De Jean-Claude Milner j’ai déjà dit, ici, qu’il est l’un des rares philosophes dont la parole, aujourd’hui, importe. Voici une occasion de le vérifier. Cela s’appelle Reliefs d’un Banquet. C’est une anthologie de ses interventions au Banquet du livre de Lagrasse, qui rassemble, chaque été, à l’ombre de l’abbaye du même nom, des amoureux des mots et des savants austères. Trace de Gérard Bobillier, son inventeur… Présence de Benny Lévy, son inspirateur… Et lui, Milner, y déployant sa pensée comme on ouvre un éventail… Il y parle de Koyré et des multiples métronomes qui, en chaque corps, battent la mesure. De l’exode selon Husserl. De l’adieu de Foucault à Kant et de sa relation obscure aux Lumières. Des liens attelant Descartes et Corneille à la Révolution française. De la rivalité, sur fond de comédie humaine, entre Metternich et Talleyrand. Il y explique comment la vérité ne divise pas ceux qui en doutent mais ceux qui y croient. Ou pourquoi c’est quand on ne décide de rien qu’on doit vouloir et pouvoir. Goût et rigueur de pensée retrouvés : les éditions Verdier, qui le publient, n’ont-elles pas construit leur bibliothèque autour d’une traduction du Guide des égarés ?

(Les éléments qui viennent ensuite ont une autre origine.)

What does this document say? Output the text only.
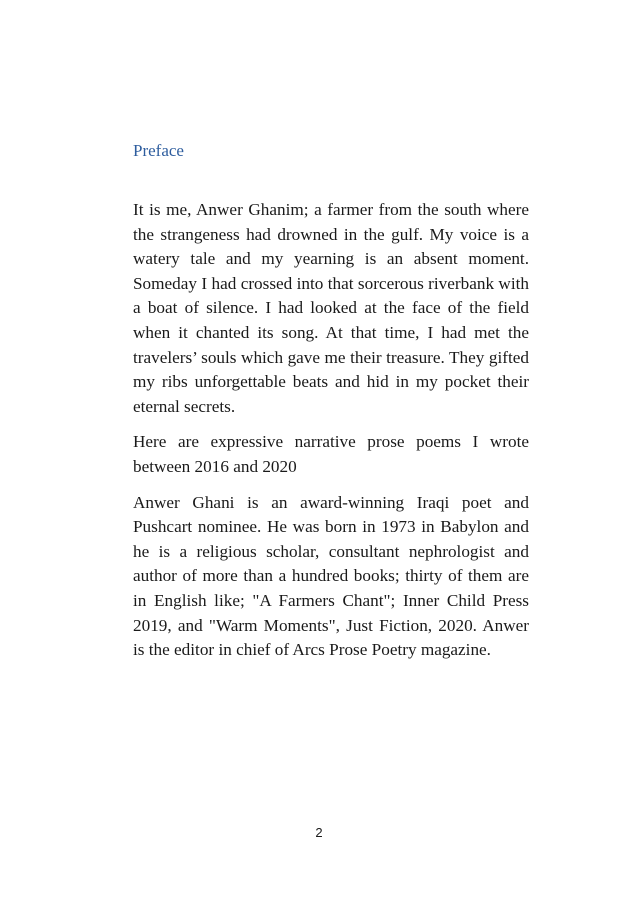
Preface

It is me, Anwer Ghanim; a farmer from the south where the strangeness had drowned in the gulf. My voice is a watery tale and my yearning is an absent moment. Someday I had crossed into that sorcerous riverbank with a boat of silence. I had looked at the face of the field when it chanted its song. At that time, I had met the travelers’ souls which gave me their treasure. They gifted my ribs unforgettable beats and hid in my pocket their eternal secrets.

Here are expressive narrative prose poems I wrote between 2016 and 2020

Anwer Ghani is an award-winning Iraqi poet and Pushcart nominee. He was born in 1973 in Babylon and he is a religious scholar, consultant nephrologist and author of more than a hundred books; thirty of them are in English like; "A Farmers Chant"; Inner Child Press 2019, and "Warm Moments", Just Fiction, 2020. Anwer is the editor in chief of Arcs Prose Poetry magazine.

2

Faire entendre en langue grecque le souffle de l’hébreu et, en hébreu, le son du logos grec… Ainsi parlait Emmanuel Levinas. Ou, mieux, tel était le projet lévinassien tel que le comprenait notre ami Benny Lévy. Eh bien je n’ai jamais si bien compris cela qu’à la lecture du livre – Doubles, Eliott Éditions – que publie Pascal Bacqué. Ce sont treize poèmes de la Torah. Précisément treize. À condition de trouver de la poésie dans une rime, non pas seulement de mot, mais d’idée. Ces treize poèmes, Bacqué les transcrit. Les traduit. En propose un commentaire qui s’appuie tantôt sur Victor Hugo, tantôt sur un glossateur midrachique ou médiéval. Il en fait une traduction, une vraie, c’est-à-dire une extrapolation où parle, soudain, le poète français en lui. Et un double miracle, alors, se produit : l’hébreu tel qu’on avait fini par ne plus l’entendre tant pesaient sur ses aspérités les couches de vernis déposées, au fil des siècles, par les langues de passage vers l’Occident gréco-latin ; et notre français laminé, appauvri, exténué par la banalité de ses usages qui s’éveille, revit et exulte. Génie du judaïsme ? esprit de la France ? les deux ?

Elle s’appelle Monique Lévi-Strauss. Elle aurait pu croiser Kojève et Koyré. Elle a dîné chez Lacan. Discuté avec Aron. Entendu Roman Jakobson, inventeur, avec une poignée d’autres, de la linguistique structurale, réciter « Les Chats » de Baudelaire. Croisé Jean Pouillon à l’époque où il était une sorte d’agent de liaison entre Sartre et Claude Lévi-Strauss, son époux. Elle a éconduit René Char. Vécu le suicide d’Alfred Métraux. Vu naître Tristes Tropiques et mourir le malentendu structuraliste. Elle est presque centenaire mais garde sa liberté d’allure du temps – 1945 – où elle habitait rue Chardon-Lagache, près du journal Combat. Ses souvenirs, recueillis par Marc Lambron (J’ai choisi la vie, Plon), sont un régal de temps perdu et retrouvé. Ils bouclent, loin des fureurs du jour, mes lectures de la semaine.